A l’approche du premier procès de Nordahl Lelandais, jugé pour le meurtre du caporal Arthur Noyer en 2017, la tension est palpable au palais de justice de Chambéry, qui n’a jamais abrité de procès aussi retentissant.
Le voeu, répété, d’un procès «digne et exemplaire» a conduit la juridiction savoyarde à déployer des moyens conséquents.
Trois magistrats aguerris pour composer la cour, plus une juge supplémentaire en cas de défaillance, deux représentantes du ministère public, dont la cheffe du parquet général, deux greffières et deux semaines d’audience quand il en faut moins d’une, habituellement, pour juger un dossier de ce type.
Pourtant, l’affaire est juridiquement simple. «C’est une montagne qui va accoucher d’une souris», estime une source proche du dossier. «On risque d’être déçu», considère une autre.
Reste que l’écho médiatique du dossier, du fait de son imbrication avec l’affaire Maëlys De Auraujo, a contraint la juridiction à un changement d’échelle. Non sans une pointe d’inquiétude, concède Nathalie Hermitte, magistrate chargée de la communication.
Une forte présence policière est prévue, dans le palais comme à l’extérieur, a prévenu la cour.

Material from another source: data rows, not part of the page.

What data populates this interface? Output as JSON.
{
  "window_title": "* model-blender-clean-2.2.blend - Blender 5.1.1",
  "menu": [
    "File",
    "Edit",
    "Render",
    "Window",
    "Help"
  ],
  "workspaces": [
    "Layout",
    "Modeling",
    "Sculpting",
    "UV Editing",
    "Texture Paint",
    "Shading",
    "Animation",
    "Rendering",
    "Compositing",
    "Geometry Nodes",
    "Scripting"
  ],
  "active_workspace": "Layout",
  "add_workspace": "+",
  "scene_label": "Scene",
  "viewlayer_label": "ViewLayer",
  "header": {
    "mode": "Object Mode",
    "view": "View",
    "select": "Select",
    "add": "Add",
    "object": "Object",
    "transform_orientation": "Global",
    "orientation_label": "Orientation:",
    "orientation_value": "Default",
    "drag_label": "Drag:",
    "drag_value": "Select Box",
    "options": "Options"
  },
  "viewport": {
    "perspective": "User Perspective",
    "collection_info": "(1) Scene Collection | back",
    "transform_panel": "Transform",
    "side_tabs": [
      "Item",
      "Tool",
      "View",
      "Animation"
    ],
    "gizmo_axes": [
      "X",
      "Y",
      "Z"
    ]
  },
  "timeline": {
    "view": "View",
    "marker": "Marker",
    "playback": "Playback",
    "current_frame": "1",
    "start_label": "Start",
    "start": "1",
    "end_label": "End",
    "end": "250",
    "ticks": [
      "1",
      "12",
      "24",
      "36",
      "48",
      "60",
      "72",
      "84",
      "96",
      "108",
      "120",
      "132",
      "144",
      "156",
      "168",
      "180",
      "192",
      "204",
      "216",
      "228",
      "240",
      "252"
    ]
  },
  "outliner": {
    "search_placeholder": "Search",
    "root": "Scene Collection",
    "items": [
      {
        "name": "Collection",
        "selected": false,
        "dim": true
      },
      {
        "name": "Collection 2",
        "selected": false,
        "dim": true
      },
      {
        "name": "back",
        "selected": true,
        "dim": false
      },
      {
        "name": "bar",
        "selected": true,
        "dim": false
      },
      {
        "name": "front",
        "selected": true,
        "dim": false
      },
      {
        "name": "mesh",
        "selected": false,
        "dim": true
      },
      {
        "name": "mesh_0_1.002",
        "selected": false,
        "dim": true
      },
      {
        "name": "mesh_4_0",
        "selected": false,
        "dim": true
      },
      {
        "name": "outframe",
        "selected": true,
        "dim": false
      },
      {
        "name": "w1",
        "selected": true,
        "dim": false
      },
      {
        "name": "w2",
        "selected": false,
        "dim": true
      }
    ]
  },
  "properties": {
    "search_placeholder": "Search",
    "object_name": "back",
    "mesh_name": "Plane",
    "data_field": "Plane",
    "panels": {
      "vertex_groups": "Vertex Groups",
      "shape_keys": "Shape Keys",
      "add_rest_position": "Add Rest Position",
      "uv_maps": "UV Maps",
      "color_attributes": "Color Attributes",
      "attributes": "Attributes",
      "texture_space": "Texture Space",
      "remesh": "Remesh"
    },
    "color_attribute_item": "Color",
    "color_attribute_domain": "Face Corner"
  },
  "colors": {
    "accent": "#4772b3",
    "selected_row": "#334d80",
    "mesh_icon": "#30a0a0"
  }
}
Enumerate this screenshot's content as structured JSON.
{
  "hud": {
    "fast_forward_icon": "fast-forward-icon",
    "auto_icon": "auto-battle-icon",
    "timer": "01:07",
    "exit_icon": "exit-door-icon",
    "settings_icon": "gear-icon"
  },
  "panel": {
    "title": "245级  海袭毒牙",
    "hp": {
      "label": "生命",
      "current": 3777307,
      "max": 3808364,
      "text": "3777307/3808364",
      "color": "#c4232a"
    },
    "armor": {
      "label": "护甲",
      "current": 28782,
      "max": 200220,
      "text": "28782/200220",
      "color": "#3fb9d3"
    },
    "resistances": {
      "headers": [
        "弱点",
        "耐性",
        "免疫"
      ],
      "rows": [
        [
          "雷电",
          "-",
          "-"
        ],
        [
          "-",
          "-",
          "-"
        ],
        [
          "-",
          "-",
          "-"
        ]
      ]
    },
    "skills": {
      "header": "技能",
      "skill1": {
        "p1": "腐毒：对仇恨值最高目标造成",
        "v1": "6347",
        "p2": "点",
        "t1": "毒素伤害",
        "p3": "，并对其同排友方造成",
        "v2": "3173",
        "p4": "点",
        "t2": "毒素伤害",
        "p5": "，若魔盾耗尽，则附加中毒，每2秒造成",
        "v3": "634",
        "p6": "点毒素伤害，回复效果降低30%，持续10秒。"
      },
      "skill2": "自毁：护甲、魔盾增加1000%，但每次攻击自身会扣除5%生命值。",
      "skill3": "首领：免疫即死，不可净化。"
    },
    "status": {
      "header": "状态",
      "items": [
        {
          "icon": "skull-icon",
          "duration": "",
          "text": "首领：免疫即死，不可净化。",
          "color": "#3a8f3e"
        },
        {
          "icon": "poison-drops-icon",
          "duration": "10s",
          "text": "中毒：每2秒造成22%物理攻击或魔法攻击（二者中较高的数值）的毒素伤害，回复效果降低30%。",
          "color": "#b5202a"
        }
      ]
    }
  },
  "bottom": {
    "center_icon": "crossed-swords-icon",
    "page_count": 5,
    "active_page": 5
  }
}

Les craintes ne portent pas sur Lelandais lui-même, qui sera étroitement surveillé alors qu’aucun incident n’a émaillé sa détention, mais sur d’éventuels débordements autour d’un procès susceptible d’échauffer les esprits.
Dès les premiers jours qui ont suivi la disparition de Maëlys, le premier avocat de Lelandais, Me Bernard Méraud, a fait l’objet d’un «certain nombre» de menaces. Mais il a voulu faire face. «Je ne voulais pas laisser la populace crier +Haro sur le baudet+», explique-t-il à l’AFP.
Me Alain Jakubowicz, qui a repris la défense de l’accusé, a lui aussi essuyé son lot de menaces et d’insultes, très nombreuses sur les réseaux sociaux encore ces derniers mois et dans «une dizaine de lettres».
La famille de Lelandais, en particulier son frère, insulté et frappé, a aussi fait les frais de cette forte médiatisation. Ce dernier a même demandé à changer de nom.
Du côté du ministère public, on s’inquiète également du vif intérêt médiatique. «On s’est tous dit que c’était trop», affirme Marianne Thirard, vice-procureure qui a suivi l’affaire depuis le départ et qui participera au procès.
«Ça me heurte de savoir qu’on a été abreuvés de reportages sur cette affaire. Nous, professionnels, nous sommes capables de prendre du recul. Mais les jurés ?», s’interroge-t-elle, en rappelant que tout accusé, jusqu’au prononcé d’un verdict, est présumé innocent.
Lors de la réunion des jurés de la session d’assises le 26 avril, ceux-ci ont été appelés à «faire abstraction» de tout ce qu’ils ont pu entendre à l’extérieur de la salle d’audience. Une gageure.